The combined value of motor insurance premiums written in the UK last year totalled £13.1bn, almost £200m less than in 2011, Deloitte revealed yesterday.

According to the consultancy's analysis of data submitted by UK insurers to the Financial Services Authority, last year brought an end to the trend that has seen premiums steadily increase in recent years. Between 2009 and 2011, the total value of motor insurance premiums rose by nearly £2bn, taking the market from £11.4bn to £13.3bn.
James Rakow, insurance partner at Deloitte, said: '2012 saw premiums fall by an estimated 1.5% at a market level and may well mark the top of the underwriting cycle. Based on a Deloitte survey, motor insurance premiums are likely to fall for the remainder of 2013, which consumers will welcome. In the past, once the market starts lowering premiums it has been difficult to reverse the trend.

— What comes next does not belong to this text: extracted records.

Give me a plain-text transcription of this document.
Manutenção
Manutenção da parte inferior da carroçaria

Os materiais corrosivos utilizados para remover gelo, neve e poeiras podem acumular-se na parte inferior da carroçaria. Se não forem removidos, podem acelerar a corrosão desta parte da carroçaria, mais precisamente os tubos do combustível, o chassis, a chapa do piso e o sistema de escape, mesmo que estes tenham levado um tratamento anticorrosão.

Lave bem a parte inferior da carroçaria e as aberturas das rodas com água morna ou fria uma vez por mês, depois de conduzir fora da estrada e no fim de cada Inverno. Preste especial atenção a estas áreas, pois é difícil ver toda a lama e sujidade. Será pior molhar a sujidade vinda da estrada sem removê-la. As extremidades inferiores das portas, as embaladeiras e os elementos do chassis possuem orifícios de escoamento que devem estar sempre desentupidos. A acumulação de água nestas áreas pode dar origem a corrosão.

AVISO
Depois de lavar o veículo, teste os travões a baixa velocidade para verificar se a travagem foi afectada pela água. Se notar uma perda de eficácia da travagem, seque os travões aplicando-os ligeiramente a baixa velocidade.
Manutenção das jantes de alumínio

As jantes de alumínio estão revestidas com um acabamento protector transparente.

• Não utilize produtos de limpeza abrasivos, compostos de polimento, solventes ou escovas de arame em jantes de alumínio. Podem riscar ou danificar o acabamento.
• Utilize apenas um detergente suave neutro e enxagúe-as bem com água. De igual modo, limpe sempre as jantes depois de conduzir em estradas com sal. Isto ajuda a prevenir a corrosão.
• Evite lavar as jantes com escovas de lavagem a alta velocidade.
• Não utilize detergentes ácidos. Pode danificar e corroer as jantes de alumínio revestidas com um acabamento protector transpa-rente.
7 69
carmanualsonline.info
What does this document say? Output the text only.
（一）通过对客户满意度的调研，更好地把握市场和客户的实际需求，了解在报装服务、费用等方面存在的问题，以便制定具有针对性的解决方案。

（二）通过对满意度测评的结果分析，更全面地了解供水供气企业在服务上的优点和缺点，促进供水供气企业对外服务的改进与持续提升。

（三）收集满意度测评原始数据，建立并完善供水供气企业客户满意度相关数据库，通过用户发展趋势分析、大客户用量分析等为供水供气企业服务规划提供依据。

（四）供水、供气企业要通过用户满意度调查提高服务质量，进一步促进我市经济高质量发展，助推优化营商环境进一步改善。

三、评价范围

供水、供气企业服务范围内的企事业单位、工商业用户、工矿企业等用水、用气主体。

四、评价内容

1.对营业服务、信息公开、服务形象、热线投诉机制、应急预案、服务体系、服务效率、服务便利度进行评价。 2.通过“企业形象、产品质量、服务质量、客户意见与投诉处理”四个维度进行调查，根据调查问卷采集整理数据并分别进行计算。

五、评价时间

'During the period before the start of the financial crisis, insurers could rely on investment returns to make up the difference between premiums and outgoings. Now they will have to generate their profits from core underwriting or additional income from selling features to policies such as breakdown cover and legal assistance.'
Last year did, however, see a slight improvement in motor insurers' net combined ratio - the total cost of claims and expenses as a percentage of their net earned premiums. In 2012, this totalled 105%, which means claims and expenses totalled £105 for every £100 of net earned premium. In 2011, it was 106%.
Deloitte noted that legal changes came into effect last month that should reduce the cost and frequency of bodily injury claims, in turn improving profitability for motor insurers.
However, it claimed this was unlikely to happen as motor insurers continue to compete with each other by reducing prices and passing the benefit of any cost savings on to policyholders.